February 2014
LETTER FROM THE EDITOR – February 2014
By: Rebecca Falzano, Managing Editor
Photography: Sean Thomas Photography
I once had an English professor who told our class, “You’re becoming a real writer when you realize you can’t help but write.” The words were ominous but encouraging—there was a certain freedom in knowing the pull was beyond our control. As if we were predestined to this. No pressure to find a career. It would find us.
There are many professions like this, professions more accurately described as vocations, full of people who feel called to the work, who just knew—most of the time early on—that this is going to be their contribution, the thing they’re good at, the answer to the question, “What do you do?”
Almost every interior designer I’ve met falls into this category.
There’s Krista Stokes, who moved every few months growing up, hauling belongings and reconfiguring them time and time again to fit a different space. Her belongings were her only constant, holding memories and stories that gave her and her family a sense of connection to the old and the new. From the time she could walk and speak, she rearranged things in her house. She and her mom always made an instantly warm home. “My whole life I felt compelled to create art in this medium and help others play in their own spaces,” she says.
Ariana Fischer says her childhood play dates at friends’ houses almost always involved cleaning and rearranging their rooms (much to the delight of her friends’ mothers)—the early markings of her need to create order and beauty, to feel “grounded,” not to mention of the satisfaction she feels in doing it for others.
And then there’s James Light, whose story is best told in his own words: “At the age of five, my mother bought my father a white Naugahyde La-Z-Boy recliner for Christmas.
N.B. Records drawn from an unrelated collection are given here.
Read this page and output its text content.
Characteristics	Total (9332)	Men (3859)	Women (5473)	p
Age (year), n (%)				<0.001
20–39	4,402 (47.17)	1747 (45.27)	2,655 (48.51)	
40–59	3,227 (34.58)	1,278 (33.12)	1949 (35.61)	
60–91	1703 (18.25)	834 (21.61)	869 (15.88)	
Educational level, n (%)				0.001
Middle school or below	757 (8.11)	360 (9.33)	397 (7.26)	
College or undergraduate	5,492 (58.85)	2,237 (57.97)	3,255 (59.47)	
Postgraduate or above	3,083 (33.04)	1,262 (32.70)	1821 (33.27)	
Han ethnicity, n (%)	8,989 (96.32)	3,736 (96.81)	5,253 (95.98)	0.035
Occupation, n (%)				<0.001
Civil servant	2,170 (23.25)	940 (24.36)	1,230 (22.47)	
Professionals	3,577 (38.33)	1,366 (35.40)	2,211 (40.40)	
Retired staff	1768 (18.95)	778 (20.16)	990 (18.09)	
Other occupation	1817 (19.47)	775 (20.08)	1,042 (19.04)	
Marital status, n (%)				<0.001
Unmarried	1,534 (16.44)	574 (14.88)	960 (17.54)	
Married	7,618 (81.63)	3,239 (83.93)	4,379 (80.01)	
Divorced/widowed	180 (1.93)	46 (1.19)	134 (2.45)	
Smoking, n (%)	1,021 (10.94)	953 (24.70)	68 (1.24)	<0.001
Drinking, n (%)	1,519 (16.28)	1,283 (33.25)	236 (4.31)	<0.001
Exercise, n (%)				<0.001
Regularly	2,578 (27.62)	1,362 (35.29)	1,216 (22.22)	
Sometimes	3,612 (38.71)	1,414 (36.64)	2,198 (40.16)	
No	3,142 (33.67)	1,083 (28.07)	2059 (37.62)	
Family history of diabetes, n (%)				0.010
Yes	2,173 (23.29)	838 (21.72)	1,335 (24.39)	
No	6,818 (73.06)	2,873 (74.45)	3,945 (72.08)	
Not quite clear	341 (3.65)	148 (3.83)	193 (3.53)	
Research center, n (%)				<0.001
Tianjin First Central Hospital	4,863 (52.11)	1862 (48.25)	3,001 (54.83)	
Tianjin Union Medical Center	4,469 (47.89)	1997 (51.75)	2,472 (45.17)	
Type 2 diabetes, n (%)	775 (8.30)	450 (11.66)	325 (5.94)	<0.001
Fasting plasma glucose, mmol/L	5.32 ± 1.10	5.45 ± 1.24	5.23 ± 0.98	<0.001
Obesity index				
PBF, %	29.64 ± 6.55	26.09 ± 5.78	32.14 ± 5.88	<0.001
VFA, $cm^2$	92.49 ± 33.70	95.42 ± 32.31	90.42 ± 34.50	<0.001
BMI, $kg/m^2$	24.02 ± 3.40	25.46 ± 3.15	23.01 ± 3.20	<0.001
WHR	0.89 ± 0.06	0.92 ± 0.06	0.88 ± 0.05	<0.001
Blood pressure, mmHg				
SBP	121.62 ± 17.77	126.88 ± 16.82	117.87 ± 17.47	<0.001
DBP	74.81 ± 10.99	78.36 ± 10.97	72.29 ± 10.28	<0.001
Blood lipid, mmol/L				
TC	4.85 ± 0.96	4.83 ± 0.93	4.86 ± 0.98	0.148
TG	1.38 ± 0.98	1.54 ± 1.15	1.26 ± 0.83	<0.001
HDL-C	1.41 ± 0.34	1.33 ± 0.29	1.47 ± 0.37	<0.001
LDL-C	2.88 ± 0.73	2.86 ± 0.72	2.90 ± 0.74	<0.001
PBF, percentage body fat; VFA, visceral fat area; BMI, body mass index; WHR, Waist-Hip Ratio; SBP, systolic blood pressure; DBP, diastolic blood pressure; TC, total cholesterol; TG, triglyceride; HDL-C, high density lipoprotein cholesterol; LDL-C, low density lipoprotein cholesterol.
After breakfast, while my parents were upstairs, I decided that the chair needed definition. I traced the entire chair with a black El Marko permanent marker, around the tufted buttons and all. I thought it was a great improvement…my parents failed to see my genius. I was quite pleased with my foresight.”
In this issue, we celebrate interior design in Maine. The ideas, the vision, the challenges, the solutions, the beauty and order, and the people who can’t help but do it.